Which is not to say that those elections are unworthy of our closest attention or of our hard-earned contributions, but only to suggest that some of us might want to establish a practice of setting aside something like a democracy tithe – devoting some percentage of our overall political giving to the cause of healing our democracy itself.
In the last chapter of Citizens Uniting to Restore our Democracy, I raise the possibility of nurturing such a practice, and also perhaps expanding it into the creation of a democracy lobby as effective in promoting the cause of democracy as the gun lobby has been in pursuing its objectives.

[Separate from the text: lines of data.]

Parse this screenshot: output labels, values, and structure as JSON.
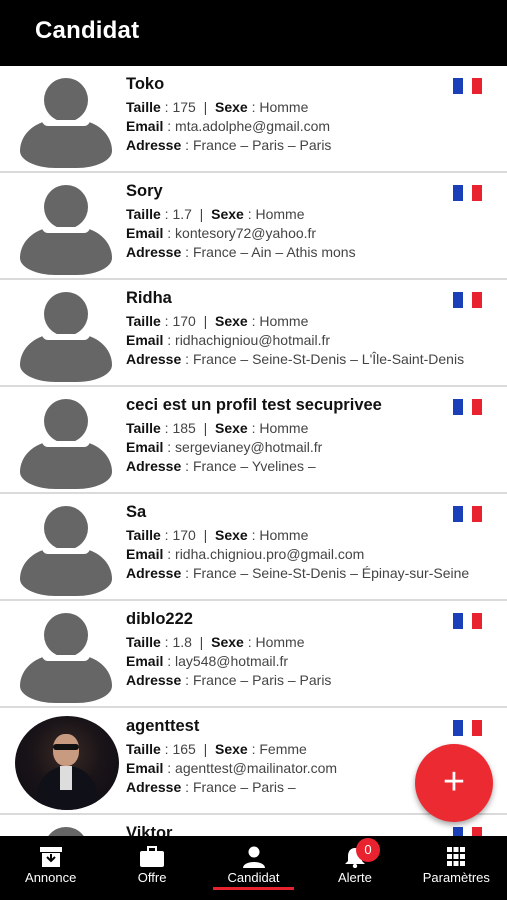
{
  "header": {
    "title": "Candidat"
  },
  "labels": {
    "taille": "Taille",
    "sexe": "Sexe",
    "email": "Email",
    "adresse": "Adresse"
  },
  "candidates": [
    {
      "name": "Toko",
      "taille": "175",
      "sexe": "Homme",
      "email": "mta.adolphe@gmail.com",
      "adresse": "France – Paris – Paris",
      "avatar": "default"
    },
    {
      "name": "Sory",
      "taille": "1.7",
      "sexe": "Homme",
      "email": "kontesory72@yahoo.fr",
      "adresse": "France – Ain – Athis mons",
      "avatar": "default"
    },
    {
      "name": "Ridha",
      "taille": "170",
      "sexe": "Homme",
      "email": "ridhachigniou@hotmail.fr",
      "adresse": "France – Seine-St-Denis – L'Île-Saint-Denis",
      "avatar": "default"
    },
    {
      "name": "ceci est un profil test secuprivee",
      "taille": "185",
      "sexe": "Homme",
      "email": "sergevianey@hotmail.fr",
      "adresse": "France – Yvelines –",
      "avatar": "default"
    },
    {
      "name": "Sa",
      "taille": "170",
      "sexe": "Homme",
      "email": "ridha.chigniou.pro@gmail.com",
      "adresse": "France – Seine-St-Denis – Épinay-sur-Seine",
      "avatar": "default"
    },
    {
      "name": "diblo222",
      "taille": "1.8",
      "sexe": "Homme",
      "email": "lay548@hotmail.fr",
      "adresse": "France – Paris – Paris",
      "avatar": "default"
    },
    {
      "name": "agenttest",
      "taille": "165",
      "sexe": "Femme",
      "email": "agenttest@mailinator.com",
      "adresse": "France – Paris –",
      "avatar": "photo"
    },
    {
      "name": "Viktor",
      "taille": "",
      "sexe": "",
      "email": "",
      "adresse": "",
      "avatar": "default"
    }
  ],
  "fab": {
    "label": "+"
  },
  "nav": [
    {
      "label": "Annonce",
      "icon": "archive-icon"
    },
    {
      "label": "Offre",
      "icon": "briefcase-icon"
    },
    {
      "label": "Candidat",
      "icon": "person-icon",
      "active": true
    },
    {
      "label": "Alerte",
      "icon": "bell-icon"
    },
    {
      "label": "Paramètres",
      "icon": "grid-icon"
    }
  ],
  "alert_badge": "0",
  "colors": {
    "accent": "#e8232f",
    "header": "#000000",
    "avatar": "#666666",
    "flag_blue": "#1a3fb8",
    "flag_red": "#e8232f"
  }
}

The citizens-uniting.org website highlights some organizations already doing excellent work in the field of democratic restoration, from election reform to the Electoral College, campaign finance and redistricting. Perhaps there’s one of these reform arenas – or one of these other democracy-strengthening sectors that might be worthy of your own democracy set-aside during this election season. Please take a look — and then tell us about other organizations, books, articles, podcasts or blogs that we should add to the site.

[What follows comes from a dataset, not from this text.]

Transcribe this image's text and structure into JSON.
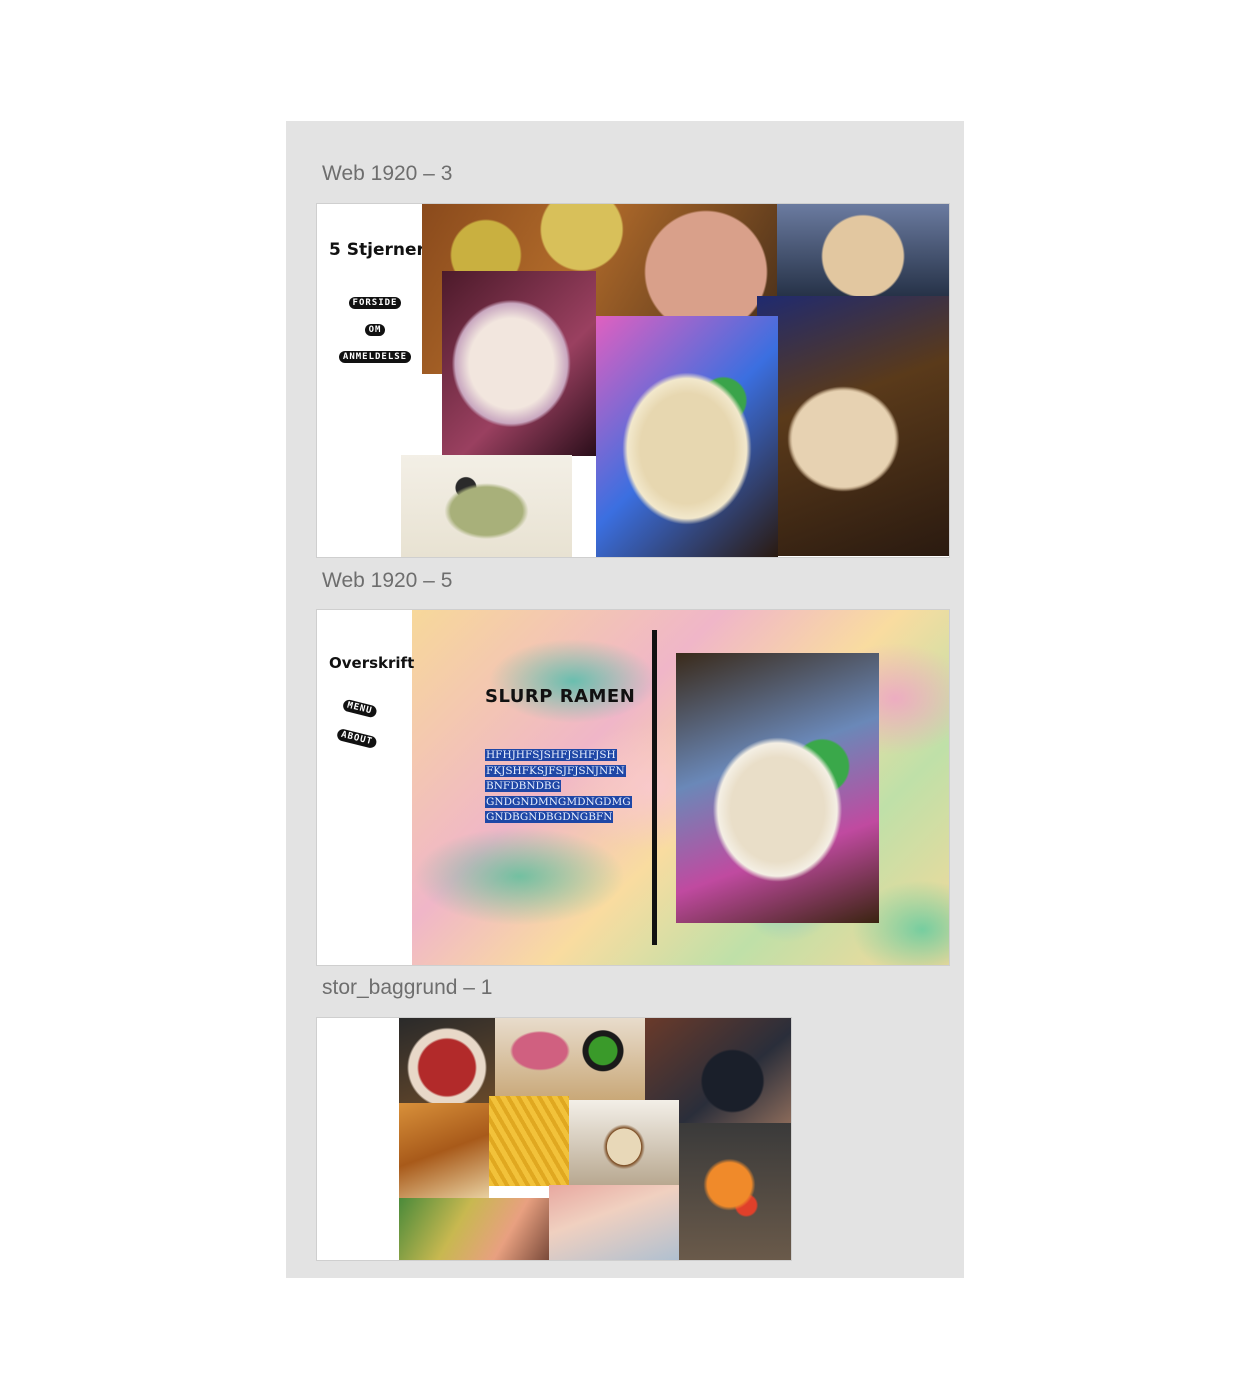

Dr. David Mathews, President and CEO of the Kettering Foundation, has a new publication, With the People: An Introduction to an Idea. In this book Dr. Mathews outlines why a strategy of government working with citizens in democratic and complementary ways on shared community problems can strengthen our democracy. Free copies of the publication are available at: https://www.kettering.org/
Thanks so much for inviting our readers’ attention to Dr. Mathews’ publication, Valerie. We had given our own shout-out for his booklet on the Citizens Uniting website. The core theme of his publication reminded me strongly of a train of thought I had pursued in my own way in Citizens Uniting to Restore Our Democracy. In Chapter 3, I had put it this way: “There is nothing new about voters reminding elected officials in one way or another that ‘you work for us.’ … But what if we started hearing, not only “remember that you work for us,” but also “remember that you work with us”? That is a message that I believe must become second nature to millions of good citizens if an effective movement of democratic reform is to take root and flourish. It is the kind of message that should come naturally from the lips of engaged and active citizens, accustomed to relating to their local officials in just that way.” As a former public official yourself, I’d be interested in your own view of this subject, Valerie.